The Supreme Court in view of the above facts and circumstances of the case noted, “As far as the pipeline is concerned, no doubt, it is permitted in CRZ I and arguments were addressed before us that even if the storage facility is to be demolished, making use of the edible oil brought through the pipelines, which are, no doubt, located underground, the oil could be collected at the spot from where it is currently located viz., where the pipeline ends and transported therefrom to the factory.”
It was further noted by the Court that in regard to the pipelines, it would be the District Coastal Zonal Management Authority, which could take a decision.
“As regards the pipelines which have been drawn, the appellants may approach the relevant District Coastal Zonal Management Authority within a period of one month from today. The District Coastal Zonal Management Authority will consider any application made in regard to the continued use of the pipeline and take a decision in accordance with law within a further period of six weeks from the date of the receipt of the application”, the Court directed.

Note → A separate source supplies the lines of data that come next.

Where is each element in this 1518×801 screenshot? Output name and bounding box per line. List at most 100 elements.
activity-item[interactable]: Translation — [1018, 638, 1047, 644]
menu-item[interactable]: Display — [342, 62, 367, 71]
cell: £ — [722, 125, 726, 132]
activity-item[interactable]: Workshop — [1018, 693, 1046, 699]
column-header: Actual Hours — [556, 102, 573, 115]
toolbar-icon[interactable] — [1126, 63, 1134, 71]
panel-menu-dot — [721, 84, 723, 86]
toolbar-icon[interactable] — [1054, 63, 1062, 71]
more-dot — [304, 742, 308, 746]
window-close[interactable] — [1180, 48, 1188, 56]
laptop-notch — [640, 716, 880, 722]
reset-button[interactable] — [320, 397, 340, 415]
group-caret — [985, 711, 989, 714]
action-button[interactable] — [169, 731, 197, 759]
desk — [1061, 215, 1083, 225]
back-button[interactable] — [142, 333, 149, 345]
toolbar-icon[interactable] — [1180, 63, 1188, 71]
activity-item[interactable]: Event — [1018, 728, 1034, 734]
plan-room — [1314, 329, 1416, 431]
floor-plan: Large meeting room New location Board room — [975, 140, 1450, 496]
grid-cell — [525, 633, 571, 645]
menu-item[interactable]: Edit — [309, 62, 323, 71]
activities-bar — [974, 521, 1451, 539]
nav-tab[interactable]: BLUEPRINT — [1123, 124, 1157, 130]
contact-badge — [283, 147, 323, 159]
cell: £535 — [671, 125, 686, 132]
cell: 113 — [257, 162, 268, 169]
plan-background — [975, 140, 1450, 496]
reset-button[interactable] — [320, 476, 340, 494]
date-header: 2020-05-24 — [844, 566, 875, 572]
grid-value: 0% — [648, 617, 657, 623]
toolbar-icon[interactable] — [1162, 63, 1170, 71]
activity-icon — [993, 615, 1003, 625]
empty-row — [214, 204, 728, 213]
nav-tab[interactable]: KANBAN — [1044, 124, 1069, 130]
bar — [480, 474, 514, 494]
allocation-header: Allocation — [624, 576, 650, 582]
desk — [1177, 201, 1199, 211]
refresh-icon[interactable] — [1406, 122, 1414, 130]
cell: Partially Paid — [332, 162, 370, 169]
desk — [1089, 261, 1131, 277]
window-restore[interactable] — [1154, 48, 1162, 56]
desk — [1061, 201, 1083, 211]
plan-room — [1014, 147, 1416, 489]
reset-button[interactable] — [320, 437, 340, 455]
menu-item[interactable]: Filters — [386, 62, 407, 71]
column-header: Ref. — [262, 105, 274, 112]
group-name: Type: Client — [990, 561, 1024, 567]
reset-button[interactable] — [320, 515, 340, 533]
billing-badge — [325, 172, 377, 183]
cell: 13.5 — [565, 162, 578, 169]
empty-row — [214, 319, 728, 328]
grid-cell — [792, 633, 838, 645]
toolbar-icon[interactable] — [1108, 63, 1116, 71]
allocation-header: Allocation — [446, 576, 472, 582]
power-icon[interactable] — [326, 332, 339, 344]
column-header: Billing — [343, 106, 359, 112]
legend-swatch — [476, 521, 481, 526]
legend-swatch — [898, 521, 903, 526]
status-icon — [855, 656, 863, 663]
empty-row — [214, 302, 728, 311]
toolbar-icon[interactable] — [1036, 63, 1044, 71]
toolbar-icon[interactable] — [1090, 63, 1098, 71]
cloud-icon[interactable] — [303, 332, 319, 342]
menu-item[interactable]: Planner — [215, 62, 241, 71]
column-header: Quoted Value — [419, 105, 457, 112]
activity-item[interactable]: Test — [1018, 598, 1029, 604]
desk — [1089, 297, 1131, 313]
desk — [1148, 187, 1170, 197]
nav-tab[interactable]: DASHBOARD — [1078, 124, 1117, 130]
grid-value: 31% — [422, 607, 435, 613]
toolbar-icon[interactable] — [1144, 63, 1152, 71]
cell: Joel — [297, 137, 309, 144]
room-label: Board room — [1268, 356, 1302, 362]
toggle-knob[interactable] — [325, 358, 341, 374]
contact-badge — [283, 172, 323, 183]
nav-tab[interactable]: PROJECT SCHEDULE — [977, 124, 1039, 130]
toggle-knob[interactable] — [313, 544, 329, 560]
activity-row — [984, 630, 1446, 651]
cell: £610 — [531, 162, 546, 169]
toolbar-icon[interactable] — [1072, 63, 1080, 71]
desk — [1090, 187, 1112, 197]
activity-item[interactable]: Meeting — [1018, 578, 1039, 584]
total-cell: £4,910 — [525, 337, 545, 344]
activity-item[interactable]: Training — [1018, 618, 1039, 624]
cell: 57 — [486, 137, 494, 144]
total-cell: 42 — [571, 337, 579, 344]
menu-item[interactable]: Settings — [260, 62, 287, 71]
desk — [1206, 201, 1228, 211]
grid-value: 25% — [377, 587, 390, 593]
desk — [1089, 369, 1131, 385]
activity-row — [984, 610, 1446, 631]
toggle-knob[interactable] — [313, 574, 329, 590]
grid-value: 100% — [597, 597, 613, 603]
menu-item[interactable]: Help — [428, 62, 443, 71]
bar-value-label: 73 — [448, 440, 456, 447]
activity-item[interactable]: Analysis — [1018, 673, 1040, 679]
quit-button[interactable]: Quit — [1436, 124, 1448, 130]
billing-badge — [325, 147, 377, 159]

The Court also directed that appellants be given a period of six months from to comply with the impugned order of the NGT.
“In view of the request made by the appellants that they may be permitted to continue to use the pipeline along with the storage facility for a period of one year, we would think that the interest of justice do require grant of some time”, the Court said.
The Court granted the appellant in the first appeal a month’s time to pay the compensation ordered, if not already paid.
“As far as the direction to demolish the pipeline, the matter will await the decision to be taken by the District Coastal Zonal Management Authority”, the Court further said.
Accordingly, the Apex Court partly allowed the appeals.
Cause Title- K.T.V. Health Food Pvt. Ltd. v. Union of India and Ors.